Ruszyła 16. edycja Międzynarodowego Festiwalu Filmowego Tofifest. Podczas Gali Otwarcia specjalne nagrody - Złote Anioły - otrzymali: Marian Dziędziel, Arkadiusz Jakubik, Wojciech Waglewski, Jafar Panahi. Gali towarzyszył koncert Steve Nash & Film Orchestra, na którym oprócz toruńskich muzyków wystąpili Wojciech Waglewski, Ania Rusowicz oraz zespół Tulia.
Jak co roku podczas Gali zostały wręczone najważniejsze wyróżnienia Festiwalu – Złote Anioły za Niepokorność Twórczą. Najważniejszy z nich powędrował do irańskiego reżysera Jafera Panahiego, ważnej postacji Nowej Fali w kinie. W swoich filmach opowiada się po stronie dyskryminowanych mniejszości, porusza tematy związane z prawami kobiet, które są w Iranie nagminnie łamane. Za poruszanie niewygodnych kwestii politycznych i bezkompromisowość zapłacił wolnością twórczą. Od 2010 roku z wyroku sądu nie może opuszczać swojego domu w Teheranie, a większość filmów reżysera jest w jego rodzimym kraju zakazana. Dlatego nagrodę odebrała jego córka, Solmaz Panahi.

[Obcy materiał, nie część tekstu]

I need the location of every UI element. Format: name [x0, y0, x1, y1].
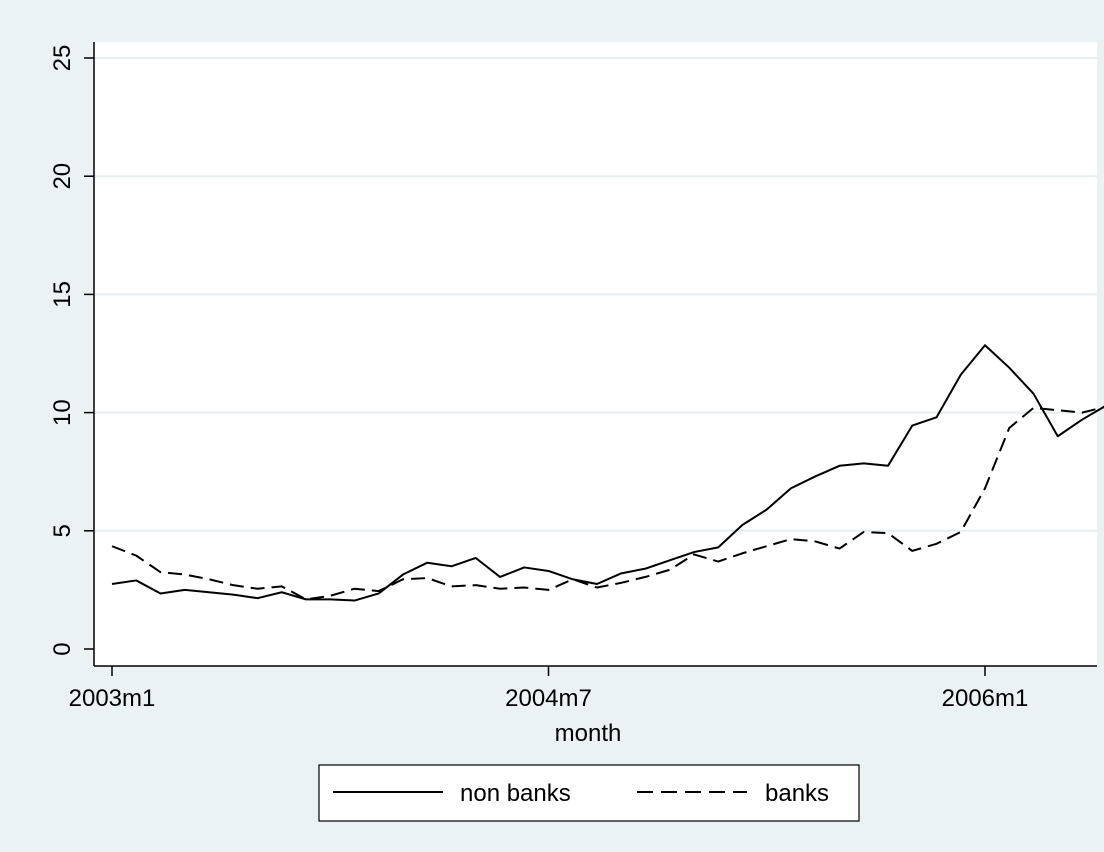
y-tick-label: 15: [49, 281, 76, 308]
series-line-non-banks: [111, 344, 1104, 602]
series-line-banks: [111, 406, 1104, 601]
x-axis-label: month: [555, 720, 622, 747]
grid-lines: [94, 57, 1097, 532]
x-tick-label: 2004m7: [505, 685, 592, 712]
y-tick-label: 20: [49, 163, 76, 190]
plot-area: [94, 42, 1097, 666]
y-tick-label: 5: [49, 524, 76, 537]
y-tick-label: 10: [49, 399, 76, 426]
legend: non banks banks: [333, 780, 829, 807]
x-tick-label: 2003m1: [69, 685, 156, 712]
series-lines: [111, 344, 1104, 602]
legend-label-banks: banks: [765, 780, 829, 807]
legend-label-non-banks: non banks: [460, 780, 571, 807]
axes: 05101520252003m12004m72006m12007m7: [49, 42, 1097, 712]
y-tick-label: 0: [49, 642, 76, 655]
y-tick-label: 25: [49, 45, 76, 72]
x-tick-label: 2006m1: [942, 685, 1029, 712]
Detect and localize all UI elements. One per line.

Bez względu na to, jakie nakazy zostaną nałożone przez rząd na mojego ojca, on dalej będzie kontynuował swoją pracę i nie przestanie tworzyć – zapewniła ze sceny.
Anioł pofrunął także do aktora Arkadiusza Jakubika. Myślę, że to właśnie pokora sprawiła, że zasłużyłem sobie na to wyróżnienie. Trzeba być pokornym wobec swojej pracy, a przede wszystkim wobec ludzi. Tę cechę chciałbym w sobie pielęgnować – mówił wzruszony.
Złotego Anioła za Niepokorność Twórczą otrzymał także Marian Dziędziel, wybitny aktor znany z wielu wyrazistych ról filmowych i teatralnych. Na scenie nie stronił od żartów, pełen dystansu i humoru opowiadał anegdoty, a rozbawiona publiczność odwdzięczyła się długimi oklaskami. Zazdroszczę wam Torunia. Jest piękny – podkreślił.
Tofifest to nie tylko filmy, ale też muzyka. Dlatego statuetka powędrowała także do niepokornego kompozytora, gitarzysty, założyciela i lidera zespołu Voo Voo, Wojciecha Waglewskiego. Artysta nie spodziewał się, że wyjedzie z Torunia ze Złotym Aniołem - nagroda była niespodzianką. Gdy odbierał statuetkę z rąk szefowej Festiwalu, Katarzyny Jaworskiej, nie ukrywał wzruszenia.
Zwieńczeniem Gali Otwarcia był koncert wyjątkowej Steve Nash & Film Orchestra. Na scenie wystąpili toruńscy muzycy wraz z wyjątkowymi gośćmi – Anią Rusowicz, Wojciechem Waglewskim i zespołem Tulia, znanym z folkowych aranżacji współczesnych utworów. Podczas koncertu wybrzmiały utwory z polskich filmów, m.in. "Zimnej wojny" czy "Jasnych błękitnych okien" w niespodziewanych aranżacjach, a także filmowe klasyki, m.in. temat z "Gwiezdnych wojen". Za prowadzenie filmowej orkiestry odpowiadał trzykrotny mistrz świata DJ-ów, Steve Nash.
Potężna dawka muzycznej energii była zapowiedzią tego, co będzie działo się przez kolejne dni festiwalu – moc filmów, spotkań z artystami oraz wydarzeń towarzyszących przebiegnie w duchu "Odysei Kosmicznej" Stanleya Kubricka, która jest inspiracją i tegorocznym motywem przewodnim Festiwalu.
Filmowa uczta potrwa do 28 października.